На следующий день Амалия была дома, когда горничная Даша доложила, что графиня Тимашевская Ольга Антоновна очень хотела бы видеть баронессу фон Корф по делу, не терпящему отлагательства.

– Я не знаю никакой графини Тимашевской, – промолвила Амалия с неудовольствием, потому что не любила незваных визитеров.

– Она просила передать, – добавила Даша, – что ее девичья фамилия Кочубей и вы наверняка о ней слышали.

Амалия почувствовала досаду. Ну конечно, Ольга Антоновна… Можно было бы сразу догадаться!

– Проси, – довольно сухо промолвила баронесса фон Корф.

Бросив на себя взгляд в зеркало, она убедилась, что выглядит в своем светло-зеленом платье как нельзя лучше. В сущности, дело тут было вовсе не в самолюбовании; Амалия не сомневалась, что ей предстоит принять бой, а в битвах, которые между собой ведут женщины, внешность – едва ли не самое главное оружие.
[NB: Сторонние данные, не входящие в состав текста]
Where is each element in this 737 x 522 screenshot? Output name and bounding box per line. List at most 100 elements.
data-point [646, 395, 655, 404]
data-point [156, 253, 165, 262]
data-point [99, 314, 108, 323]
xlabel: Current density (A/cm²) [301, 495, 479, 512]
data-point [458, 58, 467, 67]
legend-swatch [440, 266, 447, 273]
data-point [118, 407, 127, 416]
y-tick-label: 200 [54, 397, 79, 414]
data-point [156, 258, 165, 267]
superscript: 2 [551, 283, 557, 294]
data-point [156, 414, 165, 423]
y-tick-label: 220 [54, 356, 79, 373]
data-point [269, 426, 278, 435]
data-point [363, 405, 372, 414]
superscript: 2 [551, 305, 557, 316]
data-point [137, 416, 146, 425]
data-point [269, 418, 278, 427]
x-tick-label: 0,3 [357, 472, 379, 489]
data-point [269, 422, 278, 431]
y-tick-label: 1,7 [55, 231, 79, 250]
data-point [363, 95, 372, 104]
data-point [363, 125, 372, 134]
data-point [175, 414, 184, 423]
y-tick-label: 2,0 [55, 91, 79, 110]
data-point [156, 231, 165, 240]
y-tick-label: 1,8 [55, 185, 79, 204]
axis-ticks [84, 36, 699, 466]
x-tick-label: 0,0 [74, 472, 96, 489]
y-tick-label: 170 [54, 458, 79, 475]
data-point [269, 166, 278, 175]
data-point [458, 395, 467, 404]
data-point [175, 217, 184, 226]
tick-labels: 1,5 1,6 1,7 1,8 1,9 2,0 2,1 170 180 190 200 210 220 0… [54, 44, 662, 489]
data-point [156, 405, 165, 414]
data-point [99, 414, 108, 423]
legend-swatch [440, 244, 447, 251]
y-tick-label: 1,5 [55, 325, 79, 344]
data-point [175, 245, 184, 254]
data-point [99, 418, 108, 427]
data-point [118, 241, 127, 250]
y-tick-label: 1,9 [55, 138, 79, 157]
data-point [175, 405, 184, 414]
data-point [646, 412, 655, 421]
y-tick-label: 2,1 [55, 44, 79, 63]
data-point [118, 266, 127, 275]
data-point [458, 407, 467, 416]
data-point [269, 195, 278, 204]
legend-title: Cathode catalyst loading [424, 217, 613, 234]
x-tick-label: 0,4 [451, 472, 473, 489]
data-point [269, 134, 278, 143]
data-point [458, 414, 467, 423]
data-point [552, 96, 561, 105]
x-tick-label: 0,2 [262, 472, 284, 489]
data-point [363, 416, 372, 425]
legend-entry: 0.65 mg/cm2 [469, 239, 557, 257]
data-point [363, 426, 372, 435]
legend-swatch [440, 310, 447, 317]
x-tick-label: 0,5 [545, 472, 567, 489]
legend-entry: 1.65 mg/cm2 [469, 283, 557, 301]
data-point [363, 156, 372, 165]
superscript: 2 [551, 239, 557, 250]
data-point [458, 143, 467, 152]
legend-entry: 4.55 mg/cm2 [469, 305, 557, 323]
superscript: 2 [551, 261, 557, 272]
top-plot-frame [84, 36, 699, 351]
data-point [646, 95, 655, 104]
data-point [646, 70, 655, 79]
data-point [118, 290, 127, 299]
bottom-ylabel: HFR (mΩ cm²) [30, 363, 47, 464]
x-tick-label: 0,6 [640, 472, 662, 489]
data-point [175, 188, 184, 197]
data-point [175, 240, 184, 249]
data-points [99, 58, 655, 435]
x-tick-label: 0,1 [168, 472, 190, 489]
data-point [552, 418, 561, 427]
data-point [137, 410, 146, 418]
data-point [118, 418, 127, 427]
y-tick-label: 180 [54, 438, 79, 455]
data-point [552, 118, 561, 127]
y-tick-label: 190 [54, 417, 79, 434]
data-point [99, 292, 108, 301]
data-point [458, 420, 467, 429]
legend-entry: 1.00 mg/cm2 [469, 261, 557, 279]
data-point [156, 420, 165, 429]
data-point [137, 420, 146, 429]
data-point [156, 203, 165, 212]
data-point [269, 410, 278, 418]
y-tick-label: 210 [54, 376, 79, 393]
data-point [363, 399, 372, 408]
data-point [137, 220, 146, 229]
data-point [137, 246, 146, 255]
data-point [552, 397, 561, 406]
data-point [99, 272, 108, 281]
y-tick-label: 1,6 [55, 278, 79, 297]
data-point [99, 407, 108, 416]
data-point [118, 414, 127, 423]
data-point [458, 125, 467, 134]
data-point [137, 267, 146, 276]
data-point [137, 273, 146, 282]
Когда графиня показалась на пороге гостиной, хозяйка окинула ее быстрым взглядом, произнося дежурные любезности. Блондинка лет сорока, а выглядит старше; в юности, наверное, была по-своему очаровательна, но с тех пор губы истончились и застыли в вечно недовольной гримасе, как это бывает у не слишком счастливых женщин, а у крыльев вздернутого носа проступили резкие морщины. Луиза Леман когда-то в сердцах сравнила Ольгу Антоновну с самоваром без ручек, но хотя гостью нельзя было назвать худощавой, некоторая полнота ее вовсе не портила. Одета дорого, со вкусом, хоть и во все темное; украшения тоже дорогие, но в глазах притаилась тревога, и как бы графиня Тимашевская ни пыталась ее скрыть, Амалия сразу же почувствовала, что именно тревога подняла ее с места и привела сюда, в семикомнатную квартиру в бельэтаже, до обитателей которой неделю назад ей не было никакого дела.

– Должно быть, мой визит застал вас врасплох, госпожа баронесса, – промолвила Ольга Антоновна, раздвинув тонкие губы в подобии улыбки. Амалия пригласила ее сесть, и гостья устроилась на одном из стульев с изогнутыми ножками. Баронесса фон Корф села на диван напротив.

– Вы вряд ли помните меня, – продолжала графиня Тимашевская непринужденно, – а меж тем в прошлом году мы с мужем были на именинах у вашей belle-mère[7]. Некогда моя семья жила по соседству с вашим батюшкой…

– Это Сергей Петрович попросил вас прийти? – мягко спросила Амалия.

Эффект превзошел все ее ожидания. Серые глаза Ольги Антоновны вспыхнули, и на какую-то долю мгновения Амалия увидела перед собой совершенно другого человека: не встревоженного, не недовольного, не придавленного жизнью, а энергичного, яркого и, возможно, готового дать отпор любому, кто каким-то образом заденет его интересы. Но все прошло так быстро, что впору было усомниться, уж не являлось ли это мимолетное видение плодом фантазии баронессы фон Корф.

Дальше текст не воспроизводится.